Under the plan, each newly formed grouping would receive a single block of funding and work together to deliver a range of health-care services for the region they cover.
The government is asking health providers to make proposals for forming the groups, rather than force them together. The goal is to have between 30 and 50 health teams in the province, Elliott said. Each team will be responsible for about 300,000 people, but that could vary based on factors such as population and geography.
Asked how the changes will affect family health teams, which were formed years ago to bring together family doctors and other practitioners, Elliott said they will continue to operate and Ontarians' ability to access their family physician will not change.

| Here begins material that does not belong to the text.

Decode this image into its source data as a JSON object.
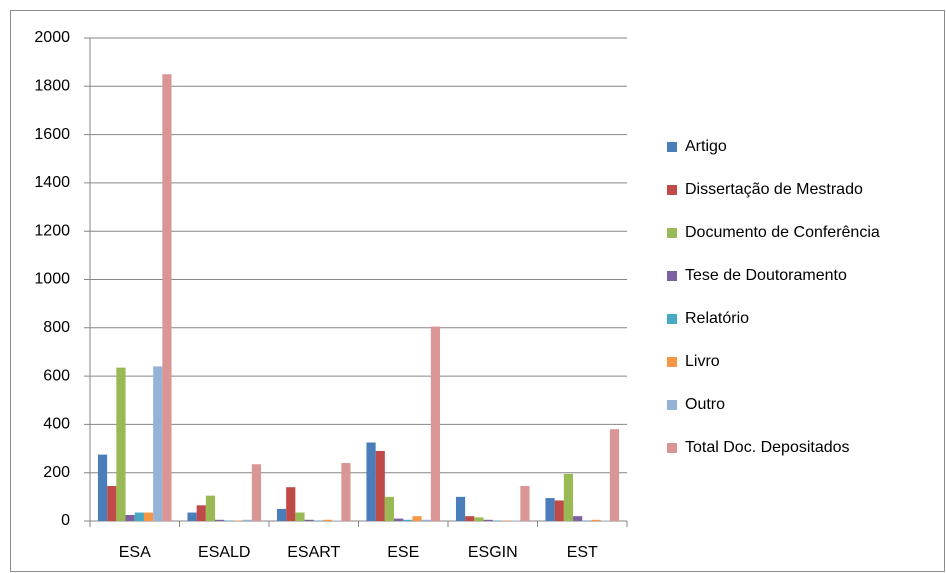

The new Ontario Health Teams will be responsible for managing all care in a specific region, she said. But people will continue to get home care as they always have, they will continue to see their physician as they always have."
Asked repeatedly what the changes mean in terms of cost savings or administrative job losses, Elliott would not provide specifics on either point. The news release touting the changes does mention "eliminating duplicative back office infrastructure and administration."
In background materials provided by the government, it says that each of the six agencies being rolled into Ontario Health has a full senior management team and administrative support, "and over time some of this work has become duplicative."
Elliott also announced new digital health-care tools, including secure access to various tools such as virtual specialist appointments and secure access to electronic health records.
On Monday, Elliott spoke to reporters at Queen's Park in Toronto and said the changes will "significantly reduce hallway medicine by making sure that people find the care that they need."
"This is something that we have thought about long and hard," she said.
"What we really need to do is focus our health-care system on the patient. That's what the centre of all of this is about, is to make sure that patients' needs are considered and thought of first and foremost."
NDP Leader Andrea Horwath said Monday she is worried that the super-agency model will allow for contracting of health services to the private sector.
The looming changes, as well as complaints the previous government failed to tackle the hospital overcrowding problem, have the Liberals on the defensive.
"I'm not going to say that we solved everything," said interim Liberal Leader John Fraser.
"Anyone who tells you that they've got the solution to health care, they're not being truthful with you, because it's constant work. You're never done."